Philip J. (P.J.) Crowley is a Professor of Practice and Distinguished Fellow at the Institute for Public Diplomacy and Global Communication at The George Washington University, where he currently teaches courses on public diplomacy and crisis communications. P.J. appears frequently as a national security commentator on national and global television networks. His opinion pieces have been published in a wide range of print and on-line outlets, including The Washington Post, The Guardian and the BBC.

He served as the Assistant Secretary for Public Affairs and Spokesman for the U.S. Department of State between 2009 and 2011 under Secretary of State Hillary Clinton and was the primary U.S. government interlocutor with major media regarding the impact of the release of classified diplomatic cables by WikiLeaks. He resigned from that position after making public comments critical of the government’s pre-trial treatment of Private First Class Bradley/Chelsea Manning. Atlantic Magazine named him as one of 21 Brave Thinkers in 2011.

After leaving the State Department, P.J. held the 2011-2012 Omar Bradley Chair of Strategic Leadership at the Penn State Dickinson School of Law and School of Public Affairs, Dickinson College and the Army War College. While there, he authored The Rise of Transparency and Decline of Secrecy in the Age of Global and Social Media for the Penn State Journal of Law & International Affairs.

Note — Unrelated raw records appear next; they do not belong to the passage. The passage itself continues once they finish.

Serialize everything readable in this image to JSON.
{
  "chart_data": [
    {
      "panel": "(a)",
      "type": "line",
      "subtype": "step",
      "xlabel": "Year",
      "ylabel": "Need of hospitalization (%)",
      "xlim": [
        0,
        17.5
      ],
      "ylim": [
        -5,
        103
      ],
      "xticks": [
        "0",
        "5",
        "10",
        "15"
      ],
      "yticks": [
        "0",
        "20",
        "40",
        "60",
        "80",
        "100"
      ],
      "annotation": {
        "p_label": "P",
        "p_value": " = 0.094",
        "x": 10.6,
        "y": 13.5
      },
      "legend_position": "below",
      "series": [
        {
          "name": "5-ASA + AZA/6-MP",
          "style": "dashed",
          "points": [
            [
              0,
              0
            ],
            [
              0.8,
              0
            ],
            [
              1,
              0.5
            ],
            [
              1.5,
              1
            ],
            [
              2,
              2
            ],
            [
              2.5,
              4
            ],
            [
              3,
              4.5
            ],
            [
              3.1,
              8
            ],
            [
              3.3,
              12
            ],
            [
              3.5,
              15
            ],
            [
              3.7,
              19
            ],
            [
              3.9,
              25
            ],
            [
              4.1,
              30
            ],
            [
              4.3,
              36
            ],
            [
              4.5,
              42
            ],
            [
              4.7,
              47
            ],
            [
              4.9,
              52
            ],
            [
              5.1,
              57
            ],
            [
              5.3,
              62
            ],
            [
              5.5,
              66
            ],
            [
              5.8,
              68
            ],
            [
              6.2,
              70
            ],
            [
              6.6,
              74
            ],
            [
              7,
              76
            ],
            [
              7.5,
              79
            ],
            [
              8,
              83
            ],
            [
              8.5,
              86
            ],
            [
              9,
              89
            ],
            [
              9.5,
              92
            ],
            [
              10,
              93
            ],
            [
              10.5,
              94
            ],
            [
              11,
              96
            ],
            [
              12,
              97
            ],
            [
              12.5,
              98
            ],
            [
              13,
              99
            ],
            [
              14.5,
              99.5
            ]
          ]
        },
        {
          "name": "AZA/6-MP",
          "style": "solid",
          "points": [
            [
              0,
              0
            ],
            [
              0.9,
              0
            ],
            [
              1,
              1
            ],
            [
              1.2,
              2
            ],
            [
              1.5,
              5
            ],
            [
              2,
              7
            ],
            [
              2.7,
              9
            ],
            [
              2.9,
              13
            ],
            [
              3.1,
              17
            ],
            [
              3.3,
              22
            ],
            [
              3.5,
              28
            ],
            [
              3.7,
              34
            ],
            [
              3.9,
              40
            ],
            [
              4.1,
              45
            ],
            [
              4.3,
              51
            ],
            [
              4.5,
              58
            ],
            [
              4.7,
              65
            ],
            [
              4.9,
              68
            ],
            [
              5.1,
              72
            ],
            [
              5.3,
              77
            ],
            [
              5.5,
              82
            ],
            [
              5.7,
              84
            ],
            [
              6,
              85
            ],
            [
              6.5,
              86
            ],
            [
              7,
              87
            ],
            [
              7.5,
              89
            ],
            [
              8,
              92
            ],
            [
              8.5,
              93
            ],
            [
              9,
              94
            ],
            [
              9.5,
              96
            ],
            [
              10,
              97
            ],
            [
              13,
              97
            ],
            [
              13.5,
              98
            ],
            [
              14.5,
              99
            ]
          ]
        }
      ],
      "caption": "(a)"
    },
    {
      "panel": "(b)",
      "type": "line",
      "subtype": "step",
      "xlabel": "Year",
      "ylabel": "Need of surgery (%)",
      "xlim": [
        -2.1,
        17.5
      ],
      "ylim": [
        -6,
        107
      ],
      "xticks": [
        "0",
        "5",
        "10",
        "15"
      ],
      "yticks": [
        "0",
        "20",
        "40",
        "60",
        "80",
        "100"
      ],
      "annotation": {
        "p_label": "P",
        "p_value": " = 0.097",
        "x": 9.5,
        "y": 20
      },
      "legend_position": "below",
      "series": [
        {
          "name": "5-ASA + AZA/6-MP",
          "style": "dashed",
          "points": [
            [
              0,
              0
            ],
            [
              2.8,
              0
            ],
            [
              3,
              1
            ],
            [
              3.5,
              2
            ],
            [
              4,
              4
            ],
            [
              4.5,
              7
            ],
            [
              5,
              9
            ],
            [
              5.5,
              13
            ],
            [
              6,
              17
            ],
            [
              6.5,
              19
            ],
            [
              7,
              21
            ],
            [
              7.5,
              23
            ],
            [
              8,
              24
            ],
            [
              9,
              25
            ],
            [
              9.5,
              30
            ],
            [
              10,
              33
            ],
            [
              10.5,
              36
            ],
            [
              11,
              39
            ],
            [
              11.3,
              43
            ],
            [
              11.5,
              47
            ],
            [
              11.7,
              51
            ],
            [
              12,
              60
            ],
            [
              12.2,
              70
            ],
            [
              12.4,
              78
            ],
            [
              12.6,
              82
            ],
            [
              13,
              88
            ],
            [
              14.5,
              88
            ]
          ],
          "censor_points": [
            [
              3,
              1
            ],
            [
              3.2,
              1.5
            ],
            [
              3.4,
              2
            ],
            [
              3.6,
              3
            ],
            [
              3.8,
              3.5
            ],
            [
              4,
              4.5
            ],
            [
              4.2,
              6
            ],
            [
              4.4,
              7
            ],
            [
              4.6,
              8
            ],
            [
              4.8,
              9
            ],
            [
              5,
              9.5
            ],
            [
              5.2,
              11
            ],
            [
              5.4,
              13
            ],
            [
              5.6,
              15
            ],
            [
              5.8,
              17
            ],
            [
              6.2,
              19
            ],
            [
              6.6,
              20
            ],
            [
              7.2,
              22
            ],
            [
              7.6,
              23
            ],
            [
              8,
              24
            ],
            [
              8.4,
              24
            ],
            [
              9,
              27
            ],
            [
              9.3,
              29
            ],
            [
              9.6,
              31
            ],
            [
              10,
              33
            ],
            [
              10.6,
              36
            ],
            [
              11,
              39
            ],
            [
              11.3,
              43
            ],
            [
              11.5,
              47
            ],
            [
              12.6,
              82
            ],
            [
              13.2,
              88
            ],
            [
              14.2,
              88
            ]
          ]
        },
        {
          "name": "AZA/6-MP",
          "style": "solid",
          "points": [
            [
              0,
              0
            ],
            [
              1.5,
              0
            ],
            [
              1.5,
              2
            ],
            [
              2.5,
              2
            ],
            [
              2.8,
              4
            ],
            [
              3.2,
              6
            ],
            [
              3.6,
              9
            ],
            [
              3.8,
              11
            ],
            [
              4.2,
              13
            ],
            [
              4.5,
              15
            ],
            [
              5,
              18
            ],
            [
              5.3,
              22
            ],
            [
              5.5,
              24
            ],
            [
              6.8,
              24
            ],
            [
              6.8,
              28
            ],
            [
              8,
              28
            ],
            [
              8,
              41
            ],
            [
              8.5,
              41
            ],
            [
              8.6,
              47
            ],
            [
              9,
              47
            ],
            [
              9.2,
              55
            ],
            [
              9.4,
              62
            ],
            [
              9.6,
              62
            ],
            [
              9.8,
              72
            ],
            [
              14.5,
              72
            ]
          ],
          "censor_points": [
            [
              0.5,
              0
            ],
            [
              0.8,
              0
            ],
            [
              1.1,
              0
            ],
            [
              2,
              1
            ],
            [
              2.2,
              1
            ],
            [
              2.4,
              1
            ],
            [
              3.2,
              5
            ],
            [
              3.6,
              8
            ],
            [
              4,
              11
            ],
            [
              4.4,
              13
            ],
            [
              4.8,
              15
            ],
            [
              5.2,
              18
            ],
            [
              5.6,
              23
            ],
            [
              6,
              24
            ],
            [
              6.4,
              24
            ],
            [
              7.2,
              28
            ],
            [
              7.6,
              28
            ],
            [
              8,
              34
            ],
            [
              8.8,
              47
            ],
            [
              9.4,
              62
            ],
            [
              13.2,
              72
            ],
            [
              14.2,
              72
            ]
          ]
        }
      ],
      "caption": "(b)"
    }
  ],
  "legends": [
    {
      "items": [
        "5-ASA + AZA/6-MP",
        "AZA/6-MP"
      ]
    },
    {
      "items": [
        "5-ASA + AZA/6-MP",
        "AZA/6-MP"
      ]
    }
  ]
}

Before joining the Obama administration, P.J. was a Senior Fellow at the Center for American Progress, with a particular focus on homeland security in the aftermath of the 9/11 attacks. He authored a number of detailed analyses on security issues, including Safe at Home, a national security strategy to protect the American homeland, improve national preparedness and rebuild the U.S. standing in the world. He remains engaged on these issues as a member of the Aspen Institute Homeland Security Group. His most recent analysis in this area is Homeland Security and the Post-9/11 Era, published by the American Constitution Society for Law and Policy.


P.J. is a retired Air Force colonel and is a veteran of Operations Desert Shield and Desert Storm in 1991. He served on the National Security Council staff at the White House as a special assistant to President Clinton and deputy press secretary. He deployed to NATO Headquarters in Brussels during the 1999 Kosovo crisis to support then NATO Secretary General Javier Solana, helping to develop a strategic communication capability in support of the NATO campaign.